Charles Jessold, Considered as a Murderer
Book | Wesley Stace By Stewart MasonA novel of music, modernism, and murder.
In London in 1923, after the dress rehearsal of his revolutionary new opera Little Musgrave, wunderkind composer Charles Jessold comes home to discover his wife and her lover in bed. Killing them both and then committing suicide, Jessold leaves a permanent stain on his once-promising career, compounded by the bitter irony of the similarities between his murder-suicide and the plot of his new opera. Wesley Stace sets this fictional tragedy in an entirely real context, the tumultuous musical era when the lure of European modernism sparks against the nationalistic spirit behind the emergent English folk revival, with the horrors of World War I underpinning the international conflict. Alongside his meticulous recreation of the story's time and place, with hints of Wilde's subtle homoeroticism and Wodehouse's jovial tweaking of social mores, Stace also plays some David Mitchell-like post-modern games: not only is Jessold's fate inspired by the true story of Renaissance composer Carlo Gesualdo, erudite narrator Leslie Shepherd tells the tale three different times, each new version casting doubt on the one that came before.

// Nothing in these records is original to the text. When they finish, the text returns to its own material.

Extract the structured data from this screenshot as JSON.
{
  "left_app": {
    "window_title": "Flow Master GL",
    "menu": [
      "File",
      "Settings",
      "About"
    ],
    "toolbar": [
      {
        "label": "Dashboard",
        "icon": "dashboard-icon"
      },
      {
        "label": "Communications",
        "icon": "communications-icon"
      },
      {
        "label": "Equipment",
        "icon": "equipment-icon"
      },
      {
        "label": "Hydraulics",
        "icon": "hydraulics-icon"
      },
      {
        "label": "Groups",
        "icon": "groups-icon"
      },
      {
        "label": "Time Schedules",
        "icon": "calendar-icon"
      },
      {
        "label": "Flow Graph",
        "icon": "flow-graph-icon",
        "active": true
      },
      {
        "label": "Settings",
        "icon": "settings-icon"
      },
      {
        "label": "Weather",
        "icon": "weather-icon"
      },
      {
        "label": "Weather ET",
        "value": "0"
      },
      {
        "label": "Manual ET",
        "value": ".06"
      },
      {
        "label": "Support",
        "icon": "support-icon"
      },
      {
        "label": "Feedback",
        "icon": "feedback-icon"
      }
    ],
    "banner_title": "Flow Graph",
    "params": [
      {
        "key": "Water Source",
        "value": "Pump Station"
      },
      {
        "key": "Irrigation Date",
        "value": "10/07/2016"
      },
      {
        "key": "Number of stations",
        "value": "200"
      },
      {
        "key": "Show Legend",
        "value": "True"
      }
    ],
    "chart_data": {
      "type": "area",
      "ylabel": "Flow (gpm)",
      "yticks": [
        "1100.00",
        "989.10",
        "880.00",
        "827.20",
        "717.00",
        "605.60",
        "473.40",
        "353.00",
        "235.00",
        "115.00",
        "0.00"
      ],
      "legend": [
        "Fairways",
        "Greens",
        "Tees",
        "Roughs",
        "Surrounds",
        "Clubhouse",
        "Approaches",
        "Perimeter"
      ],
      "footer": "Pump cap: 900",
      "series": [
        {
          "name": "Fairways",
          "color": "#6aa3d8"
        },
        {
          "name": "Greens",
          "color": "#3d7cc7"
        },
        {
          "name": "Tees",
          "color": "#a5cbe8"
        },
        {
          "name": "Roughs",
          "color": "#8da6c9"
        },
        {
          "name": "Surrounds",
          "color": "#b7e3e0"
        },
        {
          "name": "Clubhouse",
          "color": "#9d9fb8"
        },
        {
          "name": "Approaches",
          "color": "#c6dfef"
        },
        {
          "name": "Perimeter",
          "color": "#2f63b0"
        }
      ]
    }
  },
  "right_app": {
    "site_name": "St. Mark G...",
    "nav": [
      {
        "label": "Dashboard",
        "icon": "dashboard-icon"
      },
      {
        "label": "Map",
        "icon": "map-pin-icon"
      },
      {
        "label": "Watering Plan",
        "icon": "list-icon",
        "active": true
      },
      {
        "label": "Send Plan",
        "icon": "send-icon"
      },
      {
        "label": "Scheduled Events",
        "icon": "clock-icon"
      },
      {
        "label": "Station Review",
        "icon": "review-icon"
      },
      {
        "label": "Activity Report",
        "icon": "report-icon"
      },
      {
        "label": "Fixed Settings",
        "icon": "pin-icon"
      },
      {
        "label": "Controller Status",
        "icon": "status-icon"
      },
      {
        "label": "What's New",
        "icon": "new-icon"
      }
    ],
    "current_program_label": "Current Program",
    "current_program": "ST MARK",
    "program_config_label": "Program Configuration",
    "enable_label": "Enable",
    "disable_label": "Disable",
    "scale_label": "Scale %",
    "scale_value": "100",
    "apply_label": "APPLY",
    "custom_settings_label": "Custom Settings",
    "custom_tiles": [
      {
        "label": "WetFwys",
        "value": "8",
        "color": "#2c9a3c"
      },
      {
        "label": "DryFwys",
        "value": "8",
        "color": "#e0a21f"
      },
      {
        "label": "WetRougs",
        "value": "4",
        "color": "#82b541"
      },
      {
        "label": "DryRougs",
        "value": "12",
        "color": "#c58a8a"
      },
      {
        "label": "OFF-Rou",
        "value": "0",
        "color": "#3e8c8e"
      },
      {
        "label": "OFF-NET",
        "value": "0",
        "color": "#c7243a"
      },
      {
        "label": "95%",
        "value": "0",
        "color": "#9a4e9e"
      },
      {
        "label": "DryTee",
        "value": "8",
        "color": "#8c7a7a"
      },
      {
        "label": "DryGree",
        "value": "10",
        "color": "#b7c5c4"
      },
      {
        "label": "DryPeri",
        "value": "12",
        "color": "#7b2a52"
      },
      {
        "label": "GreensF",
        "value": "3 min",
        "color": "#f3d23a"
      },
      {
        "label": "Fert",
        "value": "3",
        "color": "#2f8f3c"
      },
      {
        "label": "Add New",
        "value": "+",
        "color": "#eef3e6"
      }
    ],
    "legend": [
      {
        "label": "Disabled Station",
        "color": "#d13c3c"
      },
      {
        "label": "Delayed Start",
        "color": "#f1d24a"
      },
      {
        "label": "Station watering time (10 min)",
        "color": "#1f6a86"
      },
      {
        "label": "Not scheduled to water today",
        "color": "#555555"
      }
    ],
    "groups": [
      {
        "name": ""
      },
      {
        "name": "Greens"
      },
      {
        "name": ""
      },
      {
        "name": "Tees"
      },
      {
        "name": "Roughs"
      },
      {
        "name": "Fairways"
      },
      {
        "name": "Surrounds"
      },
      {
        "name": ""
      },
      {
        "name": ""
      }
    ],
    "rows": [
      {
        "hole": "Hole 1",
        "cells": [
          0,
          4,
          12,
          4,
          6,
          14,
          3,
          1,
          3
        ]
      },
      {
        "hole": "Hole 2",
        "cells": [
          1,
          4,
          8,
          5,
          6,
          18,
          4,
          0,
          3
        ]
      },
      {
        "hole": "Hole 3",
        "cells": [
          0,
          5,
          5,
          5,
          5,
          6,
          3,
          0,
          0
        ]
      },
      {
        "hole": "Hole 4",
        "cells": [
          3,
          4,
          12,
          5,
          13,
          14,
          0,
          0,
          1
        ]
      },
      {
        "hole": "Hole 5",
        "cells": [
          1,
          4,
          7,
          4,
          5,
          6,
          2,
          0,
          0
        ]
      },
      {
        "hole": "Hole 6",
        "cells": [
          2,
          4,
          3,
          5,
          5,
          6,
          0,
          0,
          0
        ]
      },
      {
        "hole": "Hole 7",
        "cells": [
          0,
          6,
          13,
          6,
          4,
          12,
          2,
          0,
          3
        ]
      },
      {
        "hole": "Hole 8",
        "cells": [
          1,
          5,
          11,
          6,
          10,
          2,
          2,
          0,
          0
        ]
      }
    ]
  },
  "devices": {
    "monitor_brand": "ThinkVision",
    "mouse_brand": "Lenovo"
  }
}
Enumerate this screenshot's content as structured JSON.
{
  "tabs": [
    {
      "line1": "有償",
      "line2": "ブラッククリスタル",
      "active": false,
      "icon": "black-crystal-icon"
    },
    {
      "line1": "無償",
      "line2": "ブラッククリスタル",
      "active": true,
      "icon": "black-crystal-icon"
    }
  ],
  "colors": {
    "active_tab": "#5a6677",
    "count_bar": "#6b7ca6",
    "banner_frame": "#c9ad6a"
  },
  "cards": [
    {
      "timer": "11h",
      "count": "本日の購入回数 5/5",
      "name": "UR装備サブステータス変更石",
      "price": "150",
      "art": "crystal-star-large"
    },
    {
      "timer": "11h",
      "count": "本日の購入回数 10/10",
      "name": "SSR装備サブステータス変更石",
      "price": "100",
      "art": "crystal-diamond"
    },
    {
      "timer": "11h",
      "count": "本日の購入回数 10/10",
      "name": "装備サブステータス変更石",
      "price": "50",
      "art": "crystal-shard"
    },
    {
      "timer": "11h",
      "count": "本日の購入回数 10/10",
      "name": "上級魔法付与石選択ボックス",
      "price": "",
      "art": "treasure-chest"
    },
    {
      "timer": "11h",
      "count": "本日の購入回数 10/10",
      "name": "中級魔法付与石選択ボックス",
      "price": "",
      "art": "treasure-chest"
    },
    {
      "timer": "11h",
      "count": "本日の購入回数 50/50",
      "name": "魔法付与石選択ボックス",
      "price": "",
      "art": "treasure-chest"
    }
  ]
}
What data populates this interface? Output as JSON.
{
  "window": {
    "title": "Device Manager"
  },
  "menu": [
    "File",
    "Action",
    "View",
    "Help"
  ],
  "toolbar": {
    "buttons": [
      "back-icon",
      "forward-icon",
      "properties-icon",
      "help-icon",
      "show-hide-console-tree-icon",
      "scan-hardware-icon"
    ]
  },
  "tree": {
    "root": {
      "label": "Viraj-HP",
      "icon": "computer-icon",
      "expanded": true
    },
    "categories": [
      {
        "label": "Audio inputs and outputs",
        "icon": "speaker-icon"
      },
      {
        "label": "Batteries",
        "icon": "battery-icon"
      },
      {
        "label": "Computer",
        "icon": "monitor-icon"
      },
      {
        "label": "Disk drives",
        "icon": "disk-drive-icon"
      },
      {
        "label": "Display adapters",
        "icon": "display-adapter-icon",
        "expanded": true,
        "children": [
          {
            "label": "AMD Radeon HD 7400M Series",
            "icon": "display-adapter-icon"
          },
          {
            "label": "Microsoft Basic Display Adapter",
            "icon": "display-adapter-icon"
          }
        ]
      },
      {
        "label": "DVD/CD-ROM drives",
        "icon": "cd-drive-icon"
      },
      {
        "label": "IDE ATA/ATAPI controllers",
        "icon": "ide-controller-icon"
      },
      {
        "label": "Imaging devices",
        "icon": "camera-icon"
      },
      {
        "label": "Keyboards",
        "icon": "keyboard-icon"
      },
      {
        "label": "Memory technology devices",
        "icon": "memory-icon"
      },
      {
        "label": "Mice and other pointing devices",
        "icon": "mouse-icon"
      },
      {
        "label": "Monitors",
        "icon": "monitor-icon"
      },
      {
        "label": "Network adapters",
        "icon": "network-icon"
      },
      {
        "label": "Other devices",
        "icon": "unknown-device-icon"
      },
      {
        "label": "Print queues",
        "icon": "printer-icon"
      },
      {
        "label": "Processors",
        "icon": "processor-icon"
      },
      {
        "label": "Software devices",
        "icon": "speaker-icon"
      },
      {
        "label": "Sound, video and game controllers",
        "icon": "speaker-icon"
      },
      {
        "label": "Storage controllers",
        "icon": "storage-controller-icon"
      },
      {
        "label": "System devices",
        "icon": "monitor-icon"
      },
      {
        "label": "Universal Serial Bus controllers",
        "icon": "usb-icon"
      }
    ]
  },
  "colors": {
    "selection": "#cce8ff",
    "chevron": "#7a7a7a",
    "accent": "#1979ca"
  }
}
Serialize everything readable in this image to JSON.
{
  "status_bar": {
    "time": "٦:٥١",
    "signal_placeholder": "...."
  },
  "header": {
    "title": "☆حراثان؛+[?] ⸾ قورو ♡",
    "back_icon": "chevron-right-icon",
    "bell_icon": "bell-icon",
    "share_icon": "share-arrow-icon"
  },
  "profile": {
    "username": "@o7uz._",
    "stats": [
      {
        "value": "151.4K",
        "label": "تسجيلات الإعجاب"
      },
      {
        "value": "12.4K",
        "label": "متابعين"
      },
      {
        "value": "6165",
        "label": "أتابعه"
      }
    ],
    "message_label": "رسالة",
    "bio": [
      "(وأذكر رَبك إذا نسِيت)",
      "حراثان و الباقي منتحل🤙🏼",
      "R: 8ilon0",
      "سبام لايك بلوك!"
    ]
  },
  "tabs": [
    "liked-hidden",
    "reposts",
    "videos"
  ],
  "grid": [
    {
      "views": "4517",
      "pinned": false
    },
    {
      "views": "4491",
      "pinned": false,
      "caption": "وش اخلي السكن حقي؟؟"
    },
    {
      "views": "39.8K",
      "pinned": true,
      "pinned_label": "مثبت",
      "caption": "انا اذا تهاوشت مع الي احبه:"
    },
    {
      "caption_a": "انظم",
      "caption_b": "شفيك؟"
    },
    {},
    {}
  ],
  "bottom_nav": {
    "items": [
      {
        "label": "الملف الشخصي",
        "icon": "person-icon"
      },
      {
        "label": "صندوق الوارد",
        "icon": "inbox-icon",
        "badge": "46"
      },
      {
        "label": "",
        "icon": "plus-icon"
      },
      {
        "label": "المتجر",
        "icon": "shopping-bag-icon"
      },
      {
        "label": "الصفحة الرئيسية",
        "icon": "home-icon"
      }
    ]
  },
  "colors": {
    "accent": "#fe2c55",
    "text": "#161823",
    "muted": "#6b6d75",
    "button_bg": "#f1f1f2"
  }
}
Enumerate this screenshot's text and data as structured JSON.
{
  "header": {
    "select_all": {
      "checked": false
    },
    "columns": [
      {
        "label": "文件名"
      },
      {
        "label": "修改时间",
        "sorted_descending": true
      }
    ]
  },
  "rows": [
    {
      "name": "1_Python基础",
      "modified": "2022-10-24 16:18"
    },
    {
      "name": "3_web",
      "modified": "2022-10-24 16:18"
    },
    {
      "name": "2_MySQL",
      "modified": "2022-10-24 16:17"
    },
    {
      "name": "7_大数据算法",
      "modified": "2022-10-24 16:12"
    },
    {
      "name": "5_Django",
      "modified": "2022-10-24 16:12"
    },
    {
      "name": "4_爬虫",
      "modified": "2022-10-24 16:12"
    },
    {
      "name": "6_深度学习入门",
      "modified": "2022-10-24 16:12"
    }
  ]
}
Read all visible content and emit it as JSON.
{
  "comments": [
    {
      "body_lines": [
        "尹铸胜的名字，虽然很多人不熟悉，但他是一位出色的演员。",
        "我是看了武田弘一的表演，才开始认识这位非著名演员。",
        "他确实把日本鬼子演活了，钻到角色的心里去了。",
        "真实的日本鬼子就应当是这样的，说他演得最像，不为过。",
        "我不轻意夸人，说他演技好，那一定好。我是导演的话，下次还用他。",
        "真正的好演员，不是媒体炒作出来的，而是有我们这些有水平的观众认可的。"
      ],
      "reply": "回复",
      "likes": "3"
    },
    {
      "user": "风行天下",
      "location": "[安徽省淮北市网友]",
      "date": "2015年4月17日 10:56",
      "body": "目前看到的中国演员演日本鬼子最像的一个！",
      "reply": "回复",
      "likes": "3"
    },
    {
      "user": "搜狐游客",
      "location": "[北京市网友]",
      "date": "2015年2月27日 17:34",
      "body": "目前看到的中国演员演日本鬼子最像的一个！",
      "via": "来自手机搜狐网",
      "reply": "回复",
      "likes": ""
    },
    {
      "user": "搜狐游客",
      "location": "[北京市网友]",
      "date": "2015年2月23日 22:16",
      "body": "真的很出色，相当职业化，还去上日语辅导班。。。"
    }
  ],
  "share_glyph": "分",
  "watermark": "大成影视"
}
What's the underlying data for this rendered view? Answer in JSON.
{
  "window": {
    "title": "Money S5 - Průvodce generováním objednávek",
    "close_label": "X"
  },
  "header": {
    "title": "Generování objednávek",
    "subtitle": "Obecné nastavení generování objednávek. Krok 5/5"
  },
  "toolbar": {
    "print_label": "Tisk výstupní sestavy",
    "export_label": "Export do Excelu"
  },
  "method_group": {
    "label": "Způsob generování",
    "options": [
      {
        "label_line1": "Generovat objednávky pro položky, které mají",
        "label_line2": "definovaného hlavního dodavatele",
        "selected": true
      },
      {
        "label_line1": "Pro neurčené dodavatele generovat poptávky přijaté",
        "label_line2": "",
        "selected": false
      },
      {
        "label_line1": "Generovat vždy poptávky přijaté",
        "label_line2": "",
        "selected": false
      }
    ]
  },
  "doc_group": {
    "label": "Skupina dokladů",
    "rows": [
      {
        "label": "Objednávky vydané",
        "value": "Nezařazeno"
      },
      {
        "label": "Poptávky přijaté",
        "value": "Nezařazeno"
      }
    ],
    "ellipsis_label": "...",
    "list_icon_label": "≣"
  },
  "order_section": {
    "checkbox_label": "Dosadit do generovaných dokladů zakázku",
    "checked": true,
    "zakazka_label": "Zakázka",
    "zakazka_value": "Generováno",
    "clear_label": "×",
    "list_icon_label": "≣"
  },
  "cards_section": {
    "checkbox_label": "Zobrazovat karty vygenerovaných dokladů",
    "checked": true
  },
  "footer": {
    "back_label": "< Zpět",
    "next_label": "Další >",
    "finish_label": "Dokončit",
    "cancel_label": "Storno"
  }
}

Fair warning: Shepherd is a dogmatic music critic, and Stace (himself a well-known folk-pop singer-songwriter under the name John Wesley Harding) often allows his narrator lengthy historical and technical digressions that those not musically inclined may find themselves skipping. That said, the characters of Shepherd and Jessold are so appealingly fleshed out that knowledge of music theory is far from essential to enjoy the well-plotted story.